The context here is the possibility of using several identical smart chargers to charge several batteries in series at the same time using a generator to power the chargers. This author gave his opinion.
I've also seen some people suggest separate small, inexpensive 12V chargers for each battery. This will perform the same type of balancing as BMS or multi-bank chargers.
I have seen this too. How does one go about isolating each individual battery for this?
most of the newer smart chargers are isolated...note the most not all.
You don't have to isolate the batteries when charging, as long as the entire bank is being charged at once.
You can imagine that applying a single 12V charger to part of your battery pack will never complete charging the battery that it is hooked up to because the other batteries that are not charging would be adding load. In this situation, the hooked up battery would be taking considerable abuse by having all the current flowing through it to the other discharged batteries.
But if you had a separate 12V charger attached to each battery, charging all at once, each battery has enough autonomy, even while wired in series, to allow the charger to select the charging phase according to that battery's needs. So the first battery to the constant current cutoff would start the constant voltage phase with decreasing amps, even while it's neighbor was still taking full amps. You won't get much cross battery flow since they are all in a charging phase and should be close to the same voltage. Once all the batteries get to the constant voltage phase, there won't be any cross flow, because there is no voltage difference. As each charger drops into the float phase, reduced voltage and amps, there will be some minor cross flow, but since the amps are down across the entire pack, the amount of current flow should be negligible. As long as one charger is pushing current, all of the batteries would stay at a higher than resting voltage, but not really getting any more charge. Once the last charger shut off, the whole pack would return to it's resting voltage.
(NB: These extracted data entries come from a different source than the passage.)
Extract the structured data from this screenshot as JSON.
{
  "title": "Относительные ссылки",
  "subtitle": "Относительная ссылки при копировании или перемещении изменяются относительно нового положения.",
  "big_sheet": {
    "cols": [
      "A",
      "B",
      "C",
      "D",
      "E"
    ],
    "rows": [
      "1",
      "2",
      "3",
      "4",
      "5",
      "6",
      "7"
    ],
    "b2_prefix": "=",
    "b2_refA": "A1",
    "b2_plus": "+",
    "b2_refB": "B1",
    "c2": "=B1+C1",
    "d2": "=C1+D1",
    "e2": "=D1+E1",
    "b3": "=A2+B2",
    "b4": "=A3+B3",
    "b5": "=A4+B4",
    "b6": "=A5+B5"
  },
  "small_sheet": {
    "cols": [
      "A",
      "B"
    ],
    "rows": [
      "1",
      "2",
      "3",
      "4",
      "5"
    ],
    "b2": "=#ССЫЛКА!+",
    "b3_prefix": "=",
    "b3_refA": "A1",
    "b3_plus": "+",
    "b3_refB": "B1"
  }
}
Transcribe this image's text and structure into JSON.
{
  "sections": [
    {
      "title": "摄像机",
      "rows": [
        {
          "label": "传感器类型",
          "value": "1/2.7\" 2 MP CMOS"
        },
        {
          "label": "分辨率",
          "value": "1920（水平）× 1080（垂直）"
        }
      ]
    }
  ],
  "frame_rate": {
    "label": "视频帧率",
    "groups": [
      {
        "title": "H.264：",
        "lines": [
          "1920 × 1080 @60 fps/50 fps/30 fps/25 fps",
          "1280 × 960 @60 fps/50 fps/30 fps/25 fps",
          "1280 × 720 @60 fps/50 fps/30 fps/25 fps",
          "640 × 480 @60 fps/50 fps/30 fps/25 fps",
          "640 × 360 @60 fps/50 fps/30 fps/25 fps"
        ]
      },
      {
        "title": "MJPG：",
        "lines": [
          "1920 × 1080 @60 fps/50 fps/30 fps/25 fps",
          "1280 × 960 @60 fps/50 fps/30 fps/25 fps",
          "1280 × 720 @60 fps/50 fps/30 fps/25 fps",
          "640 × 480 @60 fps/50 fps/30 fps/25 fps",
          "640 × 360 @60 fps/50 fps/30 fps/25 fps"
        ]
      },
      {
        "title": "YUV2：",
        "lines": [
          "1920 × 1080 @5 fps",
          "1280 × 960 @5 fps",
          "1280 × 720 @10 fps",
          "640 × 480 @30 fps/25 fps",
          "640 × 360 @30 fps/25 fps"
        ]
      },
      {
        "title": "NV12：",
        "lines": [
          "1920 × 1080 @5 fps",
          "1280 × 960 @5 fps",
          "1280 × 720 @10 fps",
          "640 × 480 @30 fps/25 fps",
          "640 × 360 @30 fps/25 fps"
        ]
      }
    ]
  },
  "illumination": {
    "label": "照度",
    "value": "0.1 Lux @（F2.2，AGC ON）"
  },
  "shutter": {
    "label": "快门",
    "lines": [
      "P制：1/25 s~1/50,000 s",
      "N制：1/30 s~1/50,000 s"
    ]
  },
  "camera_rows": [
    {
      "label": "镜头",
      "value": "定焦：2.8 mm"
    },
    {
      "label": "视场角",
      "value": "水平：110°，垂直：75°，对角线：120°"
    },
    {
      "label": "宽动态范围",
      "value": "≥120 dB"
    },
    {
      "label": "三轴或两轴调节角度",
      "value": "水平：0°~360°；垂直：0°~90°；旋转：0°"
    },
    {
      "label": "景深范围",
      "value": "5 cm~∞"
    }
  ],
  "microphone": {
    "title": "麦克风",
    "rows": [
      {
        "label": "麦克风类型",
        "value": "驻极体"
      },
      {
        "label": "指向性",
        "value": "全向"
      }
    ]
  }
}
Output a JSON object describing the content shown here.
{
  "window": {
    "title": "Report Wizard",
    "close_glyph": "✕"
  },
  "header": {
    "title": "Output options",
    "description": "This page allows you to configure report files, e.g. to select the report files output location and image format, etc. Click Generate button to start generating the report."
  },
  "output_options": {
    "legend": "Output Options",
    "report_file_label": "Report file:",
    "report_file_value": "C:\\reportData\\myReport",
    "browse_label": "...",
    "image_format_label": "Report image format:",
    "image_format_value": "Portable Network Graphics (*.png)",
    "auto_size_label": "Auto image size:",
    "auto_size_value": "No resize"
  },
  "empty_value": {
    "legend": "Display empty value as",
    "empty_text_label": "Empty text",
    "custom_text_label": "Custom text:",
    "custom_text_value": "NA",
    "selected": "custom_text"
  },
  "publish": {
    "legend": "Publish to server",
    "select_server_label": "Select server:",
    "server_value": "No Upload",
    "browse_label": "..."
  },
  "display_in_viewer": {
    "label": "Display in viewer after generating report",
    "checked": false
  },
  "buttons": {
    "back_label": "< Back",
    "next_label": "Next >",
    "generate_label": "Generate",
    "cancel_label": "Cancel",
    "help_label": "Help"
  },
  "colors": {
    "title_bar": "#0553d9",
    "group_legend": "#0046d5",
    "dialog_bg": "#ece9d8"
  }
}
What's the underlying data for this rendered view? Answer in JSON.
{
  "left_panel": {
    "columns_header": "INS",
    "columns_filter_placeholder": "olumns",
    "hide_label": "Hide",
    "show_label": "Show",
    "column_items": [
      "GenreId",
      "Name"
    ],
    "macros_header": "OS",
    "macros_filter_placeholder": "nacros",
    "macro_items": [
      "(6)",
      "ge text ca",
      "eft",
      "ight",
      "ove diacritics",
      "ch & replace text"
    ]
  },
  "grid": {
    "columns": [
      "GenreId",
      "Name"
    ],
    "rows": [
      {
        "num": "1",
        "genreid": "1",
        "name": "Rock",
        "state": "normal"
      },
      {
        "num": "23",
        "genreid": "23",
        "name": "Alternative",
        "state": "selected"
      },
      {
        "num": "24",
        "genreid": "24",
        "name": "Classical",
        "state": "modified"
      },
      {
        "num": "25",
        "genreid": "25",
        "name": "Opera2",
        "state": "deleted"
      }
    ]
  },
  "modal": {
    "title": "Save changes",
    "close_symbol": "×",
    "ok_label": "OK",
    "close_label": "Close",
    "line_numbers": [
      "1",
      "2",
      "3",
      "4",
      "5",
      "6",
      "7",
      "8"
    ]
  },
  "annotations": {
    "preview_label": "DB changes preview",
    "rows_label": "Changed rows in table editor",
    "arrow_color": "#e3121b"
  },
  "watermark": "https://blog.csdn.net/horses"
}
While there is some room for a massively out-of-balance battery to confuse some of the chargers, this strategy will keep the batteries top balanced by tailoring the charge to each battery, so a dramatically out-of-balance situation would be rare. If you noticed that one charger ran consistantly longer than the others, it would indicate a failing cell. This is similar to noting that one battery never hit peak voltage and starting shunting with BMS.
This is why the multi-bank chargers, hooked up to individual batteries that are connected in series (like ours) or parallel (house batteries in RV's and boats) work so well in keeping the batteries in balance.